La parole a aussi été donnée aux urgences andrologiques: traumatismes génitaux liés aux accidents de la voie publique, priapismes post-médicamenteux et morsures animales. Les orateurs ont insisté sur l’importance des premiers gestes, citant une série gabonaise où la prise en charge préhospitalière réduit la perte fonctionnelle.
En matière d’uro-oncologie, la prévalence élevée du cancer de la prostate reste la préoccupation majeure. Des données camerounaises ont souligné que plus de la moitié des patients arrivent à un stade localement avancé, faute de dépistage organisé et de biomarqueurs disponibles dans les laboratoires périphériques.
Le débat, plus animé encore, a porté sur la mutualisation d’outils de radiothérapie et l’espoir suscité par les collaborations inter-universitaires, à l’image du jumelage entre Brazzaville et Niamey pour partager un protocole de biopsie ciblée sous fusion IRM-échographie, moins coûteux qu’un scanner répétitif.
Lithiase et chirurgie: innovations et réalités
La troisième journée s’est ouverte sur la lithiase urinaire, affection décrite comme « fréquente mais silencieuse ». Des cas de calculs géants, dépassant 4 centimètres, ont été présentés par une équipe de Pointe-Noire, illustrant les contraintes liées aux délais d’évacuation vers des centres équipés.
Les conférenciers ont mis en avant l’essor des techniques endoscopiques et laser, capables de traiter la plupart des calculs sans incision. Toutefois, ils reconnaissent que la chirurgie ouverte conserve sa pertinence dans les hôpitaux d’arrière-pays, où l’approvisionnement en fibres laser reste irrégulier.
La chirurgie laser, en particulier l’holmium, suscite l’intérêt des urologues congolais qui travaillent déjà à un protocole d’acquisition mutualisée avec l’hôpital général de Référence de Kinshasa, afin de réduire les coûts et d’augmenter la fréquence des missions de formation croisée.

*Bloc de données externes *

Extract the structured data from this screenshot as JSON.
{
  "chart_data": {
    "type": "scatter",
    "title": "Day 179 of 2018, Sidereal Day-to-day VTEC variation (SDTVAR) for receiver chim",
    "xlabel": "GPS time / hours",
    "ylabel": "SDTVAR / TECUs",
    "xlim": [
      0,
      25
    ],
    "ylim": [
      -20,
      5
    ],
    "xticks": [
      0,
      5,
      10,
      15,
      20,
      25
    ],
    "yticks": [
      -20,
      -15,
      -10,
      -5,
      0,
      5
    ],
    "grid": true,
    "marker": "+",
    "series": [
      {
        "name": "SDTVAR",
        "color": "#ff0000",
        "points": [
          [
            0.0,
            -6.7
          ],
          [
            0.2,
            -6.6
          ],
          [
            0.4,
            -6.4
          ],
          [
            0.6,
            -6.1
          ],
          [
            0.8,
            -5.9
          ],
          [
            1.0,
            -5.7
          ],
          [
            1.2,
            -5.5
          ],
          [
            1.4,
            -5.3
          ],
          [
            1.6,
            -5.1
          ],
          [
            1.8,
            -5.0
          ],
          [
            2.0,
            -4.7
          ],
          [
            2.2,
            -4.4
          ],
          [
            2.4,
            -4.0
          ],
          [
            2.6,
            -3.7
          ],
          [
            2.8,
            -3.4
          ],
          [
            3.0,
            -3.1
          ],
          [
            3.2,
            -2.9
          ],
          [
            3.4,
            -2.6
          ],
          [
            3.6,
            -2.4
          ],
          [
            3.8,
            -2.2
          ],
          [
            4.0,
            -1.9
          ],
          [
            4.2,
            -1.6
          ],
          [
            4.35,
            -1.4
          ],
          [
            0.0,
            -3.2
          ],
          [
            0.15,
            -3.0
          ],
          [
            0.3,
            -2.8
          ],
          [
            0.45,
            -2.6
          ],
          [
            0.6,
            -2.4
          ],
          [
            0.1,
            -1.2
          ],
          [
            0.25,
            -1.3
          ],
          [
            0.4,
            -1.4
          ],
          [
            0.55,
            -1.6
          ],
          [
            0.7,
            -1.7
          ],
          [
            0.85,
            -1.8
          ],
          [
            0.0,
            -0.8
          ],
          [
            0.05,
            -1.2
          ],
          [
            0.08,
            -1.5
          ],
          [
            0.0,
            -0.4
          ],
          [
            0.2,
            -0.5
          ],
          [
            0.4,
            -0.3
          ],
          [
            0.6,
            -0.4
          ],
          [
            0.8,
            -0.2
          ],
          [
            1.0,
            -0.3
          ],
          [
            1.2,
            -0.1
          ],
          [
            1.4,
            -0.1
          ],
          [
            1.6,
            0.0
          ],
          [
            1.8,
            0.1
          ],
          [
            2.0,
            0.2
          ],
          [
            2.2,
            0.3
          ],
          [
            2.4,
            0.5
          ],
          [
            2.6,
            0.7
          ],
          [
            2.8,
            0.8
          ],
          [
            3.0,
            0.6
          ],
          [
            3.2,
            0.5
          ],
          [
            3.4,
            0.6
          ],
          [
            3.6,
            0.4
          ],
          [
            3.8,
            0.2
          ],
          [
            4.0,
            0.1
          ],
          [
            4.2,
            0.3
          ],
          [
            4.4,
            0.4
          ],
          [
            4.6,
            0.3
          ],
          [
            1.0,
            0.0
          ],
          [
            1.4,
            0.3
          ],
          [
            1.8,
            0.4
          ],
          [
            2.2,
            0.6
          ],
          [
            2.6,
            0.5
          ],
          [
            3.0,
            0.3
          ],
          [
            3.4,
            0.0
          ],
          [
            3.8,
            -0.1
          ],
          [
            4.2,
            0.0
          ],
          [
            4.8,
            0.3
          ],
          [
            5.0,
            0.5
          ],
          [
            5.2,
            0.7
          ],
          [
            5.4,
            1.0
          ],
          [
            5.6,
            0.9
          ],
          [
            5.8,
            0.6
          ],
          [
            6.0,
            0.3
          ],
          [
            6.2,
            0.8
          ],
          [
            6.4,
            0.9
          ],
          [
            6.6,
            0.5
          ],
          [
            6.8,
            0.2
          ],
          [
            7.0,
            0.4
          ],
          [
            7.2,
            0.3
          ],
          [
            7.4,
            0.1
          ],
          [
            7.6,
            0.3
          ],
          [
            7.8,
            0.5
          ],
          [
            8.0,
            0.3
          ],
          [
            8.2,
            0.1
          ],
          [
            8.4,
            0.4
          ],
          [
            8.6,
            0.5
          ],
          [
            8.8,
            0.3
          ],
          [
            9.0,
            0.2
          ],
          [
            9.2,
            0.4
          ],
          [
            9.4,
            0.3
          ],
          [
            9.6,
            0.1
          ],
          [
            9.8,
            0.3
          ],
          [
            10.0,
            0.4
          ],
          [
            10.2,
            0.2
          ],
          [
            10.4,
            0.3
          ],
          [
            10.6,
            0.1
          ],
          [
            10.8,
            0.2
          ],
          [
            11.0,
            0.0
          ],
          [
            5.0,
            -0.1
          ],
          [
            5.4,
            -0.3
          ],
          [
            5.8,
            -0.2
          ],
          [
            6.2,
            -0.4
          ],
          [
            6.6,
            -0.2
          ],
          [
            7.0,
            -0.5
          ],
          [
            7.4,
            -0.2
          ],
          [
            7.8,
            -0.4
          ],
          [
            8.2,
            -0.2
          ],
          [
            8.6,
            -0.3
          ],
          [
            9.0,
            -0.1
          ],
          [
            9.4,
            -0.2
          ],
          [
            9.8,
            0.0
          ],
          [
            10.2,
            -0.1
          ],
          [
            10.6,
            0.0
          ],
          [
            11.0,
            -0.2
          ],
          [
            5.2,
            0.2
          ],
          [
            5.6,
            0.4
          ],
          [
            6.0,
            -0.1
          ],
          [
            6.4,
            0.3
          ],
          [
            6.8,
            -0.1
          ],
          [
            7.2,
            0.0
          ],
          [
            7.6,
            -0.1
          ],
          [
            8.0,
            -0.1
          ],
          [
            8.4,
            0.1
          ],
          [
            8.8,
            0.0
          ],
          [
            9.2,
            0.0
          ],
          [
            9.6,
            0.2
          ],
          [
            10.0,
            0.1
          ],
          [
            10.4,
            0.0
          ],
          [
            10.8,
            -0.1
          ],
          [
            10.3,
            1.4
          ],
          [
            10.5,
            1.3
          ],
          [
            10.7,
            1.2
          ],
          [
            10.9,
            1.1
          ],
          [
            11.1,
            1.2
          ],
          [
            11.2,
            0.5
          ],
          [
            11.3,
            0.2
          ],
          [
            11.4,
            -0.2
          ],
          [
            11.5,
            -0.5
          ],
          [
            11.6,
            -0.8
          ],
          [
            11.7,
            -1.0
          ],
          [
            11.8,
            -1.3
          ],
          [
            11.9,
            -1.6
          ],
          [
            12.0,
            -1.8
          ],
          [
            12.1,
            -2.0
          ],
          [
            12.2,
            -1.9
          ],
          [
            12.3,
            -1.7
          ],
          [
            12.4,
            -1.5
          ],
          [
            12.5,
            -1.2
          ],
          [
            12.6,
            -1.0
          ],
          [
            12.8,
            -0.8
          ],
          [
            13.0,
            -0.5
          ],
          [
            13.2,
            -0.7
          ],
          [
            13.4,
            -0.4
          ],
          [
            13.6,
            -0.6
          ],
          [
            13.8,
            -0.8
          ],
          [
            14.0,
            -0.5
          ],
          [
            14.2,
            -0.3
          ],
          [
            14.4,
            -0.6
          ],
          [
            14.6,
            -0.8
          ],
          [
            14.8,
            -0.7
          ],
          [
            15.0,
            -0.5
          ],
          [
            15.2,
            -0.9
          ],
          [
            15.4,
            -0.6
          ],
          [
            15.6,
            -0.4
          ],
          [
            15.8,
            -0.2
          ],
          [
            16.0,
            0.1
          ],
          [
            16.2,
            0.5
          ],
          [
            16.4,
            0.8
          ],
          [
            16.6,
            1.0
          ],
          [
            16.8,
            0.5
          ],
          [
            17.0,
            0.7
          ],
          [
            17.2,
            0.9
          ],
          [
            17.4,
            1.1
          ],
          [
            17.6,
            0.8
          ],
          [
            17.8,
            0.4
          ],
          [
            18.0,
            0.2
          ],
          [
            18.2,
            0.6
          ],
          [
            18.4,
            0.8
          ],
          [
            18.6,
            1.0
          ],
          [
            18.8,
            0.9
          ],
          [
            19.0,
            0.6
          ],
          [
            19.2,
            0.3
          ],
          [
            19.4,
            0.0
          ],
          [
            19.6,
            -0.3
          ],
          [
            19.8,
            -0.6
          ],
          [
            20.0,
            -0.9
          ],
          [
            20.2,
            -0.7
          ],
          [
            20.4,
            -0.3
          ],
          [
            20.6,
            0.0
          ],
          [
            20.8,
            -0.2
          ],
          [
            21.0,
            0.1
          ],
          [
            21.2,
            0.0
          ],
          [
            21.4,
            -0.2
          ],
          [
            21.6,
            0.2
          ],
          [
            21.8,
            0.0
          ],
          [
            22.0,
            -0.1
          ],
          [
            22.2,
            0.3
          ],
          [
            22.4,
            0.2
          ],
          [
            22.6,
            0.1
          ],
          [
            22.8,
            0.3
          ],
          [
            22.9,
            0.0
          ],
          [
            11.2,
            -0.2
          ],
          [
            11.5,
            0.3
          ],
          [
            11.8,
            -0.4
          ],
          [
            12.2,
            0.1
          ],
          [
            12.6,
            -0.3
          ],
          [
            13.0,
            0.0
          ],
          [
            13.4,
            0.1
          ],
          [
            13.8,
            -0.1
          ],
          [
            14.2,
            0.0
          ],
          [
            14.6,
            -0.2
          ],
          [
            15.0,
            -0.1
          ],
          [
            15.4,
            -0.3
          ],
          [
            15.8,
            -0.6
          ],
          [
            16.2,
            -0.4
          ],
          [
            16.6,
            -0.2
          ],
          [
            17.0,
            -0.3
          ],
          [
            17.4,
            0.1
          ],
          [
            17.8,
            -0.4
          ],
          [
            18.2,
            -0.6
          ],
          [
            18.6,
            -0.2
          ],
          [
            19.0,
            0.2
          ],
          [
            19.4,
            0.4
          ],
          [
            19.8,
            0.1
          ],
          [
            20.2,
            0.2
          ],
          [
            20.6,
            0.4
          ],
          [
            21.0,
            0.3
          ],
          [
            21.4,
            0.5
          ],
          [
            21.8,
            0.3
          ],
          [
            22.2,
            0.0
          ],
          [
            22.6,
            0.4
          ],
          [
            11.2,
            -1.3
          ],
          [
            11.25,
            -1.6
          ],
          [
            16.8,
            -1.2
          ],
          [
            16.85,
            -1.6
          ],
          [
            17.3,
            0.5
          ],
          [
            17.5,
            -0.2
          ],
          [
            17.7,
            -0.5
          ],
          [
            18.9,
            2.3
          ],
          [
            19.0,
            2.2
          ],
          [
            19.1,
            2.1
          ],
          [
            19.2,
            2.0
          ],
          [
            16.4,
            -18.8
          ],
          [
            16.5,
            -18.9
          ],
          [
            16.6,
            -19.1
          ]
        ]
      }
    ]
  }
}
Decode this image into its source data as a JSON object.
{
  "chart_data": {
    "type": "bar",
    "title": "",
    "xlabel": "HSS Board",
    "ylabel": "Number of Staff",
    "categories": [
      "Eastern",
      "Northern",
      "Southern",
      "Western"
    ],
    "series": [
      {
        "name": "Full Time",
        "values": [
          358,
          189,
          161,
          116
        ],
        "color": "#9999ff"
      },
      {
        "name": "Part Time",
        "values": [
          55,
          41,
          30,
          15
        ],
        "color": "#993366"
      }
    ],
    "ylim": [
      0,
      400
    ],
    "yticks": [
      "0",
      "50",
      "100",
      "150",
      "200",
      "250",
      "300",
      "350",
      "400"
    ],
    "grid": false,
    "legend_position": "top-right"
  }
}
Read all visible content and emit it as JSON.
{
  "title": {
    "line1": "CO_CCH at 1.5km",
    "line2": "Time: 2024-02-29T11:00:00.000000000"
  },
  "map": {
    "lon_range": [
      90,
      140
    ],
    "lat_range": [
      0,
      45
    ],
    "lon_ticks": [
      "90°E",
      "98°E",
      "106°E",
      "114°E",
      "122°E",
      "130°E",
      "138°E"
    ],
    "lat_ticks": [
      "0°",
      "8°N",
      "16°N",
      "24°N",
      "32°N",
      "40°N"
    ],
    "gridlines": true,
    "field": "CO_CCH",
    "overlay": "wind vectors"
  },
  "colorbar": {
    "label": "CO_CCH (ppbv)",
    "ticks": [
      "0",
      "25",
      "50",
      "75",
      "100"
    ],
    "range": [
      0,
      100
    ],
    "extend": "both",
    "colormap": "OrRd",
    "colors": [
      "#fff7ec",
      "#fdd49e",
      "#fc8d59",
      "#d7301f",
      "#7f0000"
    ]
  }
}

Compétences et coopération pour l’après-congrès
Au terme des échanges, le maître de conférence agrégé Stève Aristide Ondziel-Opara a dressé un état des lieux nuancé: retard diagnostique persistant, manque d’équipements modernes, mais effervescence scientifique incontestable. Il retient surtout l’urgence d’une prévention renforcée et le développement des compétences en endoscopie.
Le professeur Alain Prosper Bouya, président du congrès, a invité les délégations à capitaliser sur les réseaux créés pour établir un observatoire régional de l’urologie. «Nos défis sont communs; nos réponses doivent l’être aussi», a-t-il déclaré sous les applaudissements du public.
Les participants repartent désormais vers leurs services respectifs avec un même objectif: harmoniser les protocoles, promouvoir le dépistage communautaire et préparer la création d’un diplôme universitaire sous-régional. Prochaine étape annoncée: un symposium virtuel d’évaluation prévu dans six mois pour mesurer les progrès et partager les données en ligne.